Белый не проронил ни слова. Тенардье продолжал:
— Как видите, я лишнего не запрашиваю. Мне неизвестны размеры вашего капитала, но я знаю, что деньги для вас ничто. И такому благотворителю, как вы, конечно, ничего не стоит дать двести тысяч франков несчастному отцу семейства.
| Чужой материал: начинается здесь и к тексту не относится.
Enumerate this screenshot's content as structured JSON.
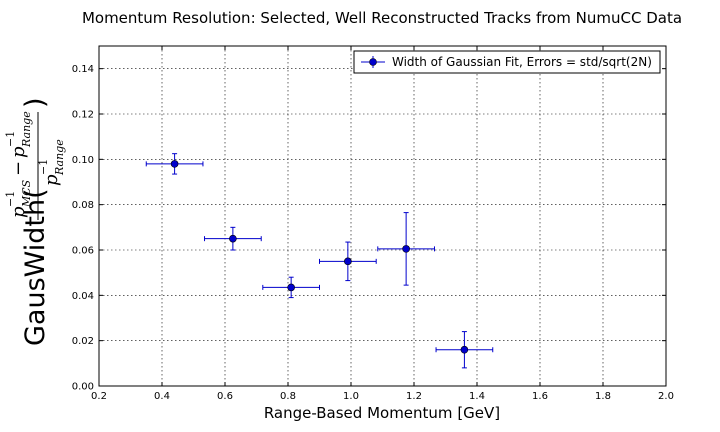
{
  "chart_data": {
    "type": "scatter",
    "title": "Momentum Resolution: Selected, Well Reconstructed Tracks from NumuCC Data",
    "xlabel": "Range-Based Momentum [GeV]",
    "ylabel": {
      "prefix": "GausWidth(",
      "p": "p",
      "sup": "−1",
      "sub_mcs": "MCS",
      "minus": "−",
      "sub_range": "Range",
      "suffix": ")"
    },
    "xlim": [
      0.2,
      2.0
    ],
    "ylim": [
      0.0,
      0.15
    ],
    "xticks": [
      "0.2",
      "0.4",
      "0.6",
      "0.8",
      "1.0",
      "1.2",
      "1.4",
      "1.6",
      "1.8",
      "2.0"
    ],
    "yticks": [
      "0.00",
      "0.02",
      "0.04",
      "0.06",
      "0.08",
      "0.10",
      "0.12",
      "0.14"
    ],
    "grid": true,
    "legend_position": "upper-right",
    "series": [
      {
        "name": "Width of Gaussian Fit, Errors = std/sqrt(2N)",
        "color": "#0000cc",
        "points": [
          {
            "x": 0.44,
            "y": 0.098,
            "xerr": 0.09,
            "yerr": 0.0045
          },
          {
            "x": 0.625,
            "y": 0.065,
            "xerr": 0.09,
            "yerr": 0.005
          },
          {
            "x": 0.81,
            "y": 0.0435,
            "xerr": 0.09,
            "yerr": 0.0045
          },
          {
            "x": 0.99,
            "y": 0.055,
            "xerr": 0.09,
            "yerr": 0.0085
          },
          {
            "x": 1.175,
            "y": 0.0605,
            "xerr": 0.09,
            "yerr": 0.016
          },
          {
            "x": 1.36,
            "y": 0.016,
            "xerr": 0.09,
            "yerr": 0.008
          }
        ]
      }
    ]
  }
}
Впрочем, вы человек рассудительный и, конечно, не думаете, что я положил столько труда на это дельце и так здорово, по мнению вот этих господ, его наладил только для того, чтобы попросить у вас на бутылочку красного да порцию жаркого и сходить разок поужинать у Денуайе. Двести тысяч франков — вот моя цена. Это сущий пустяк. А как только денежки вылетят из вашего кармана, на том, ручаюсь, все и кончится. Никто вас пальцем не тронет. Вы можете возразить: «Помилуйте, да при мне нет двухсот тысяч франков!» О, я не ставлю невыполнимых условий! Этого не требуется. Я прошу вас только об одном: не откажите в любезности написать то, что я вам продиктую.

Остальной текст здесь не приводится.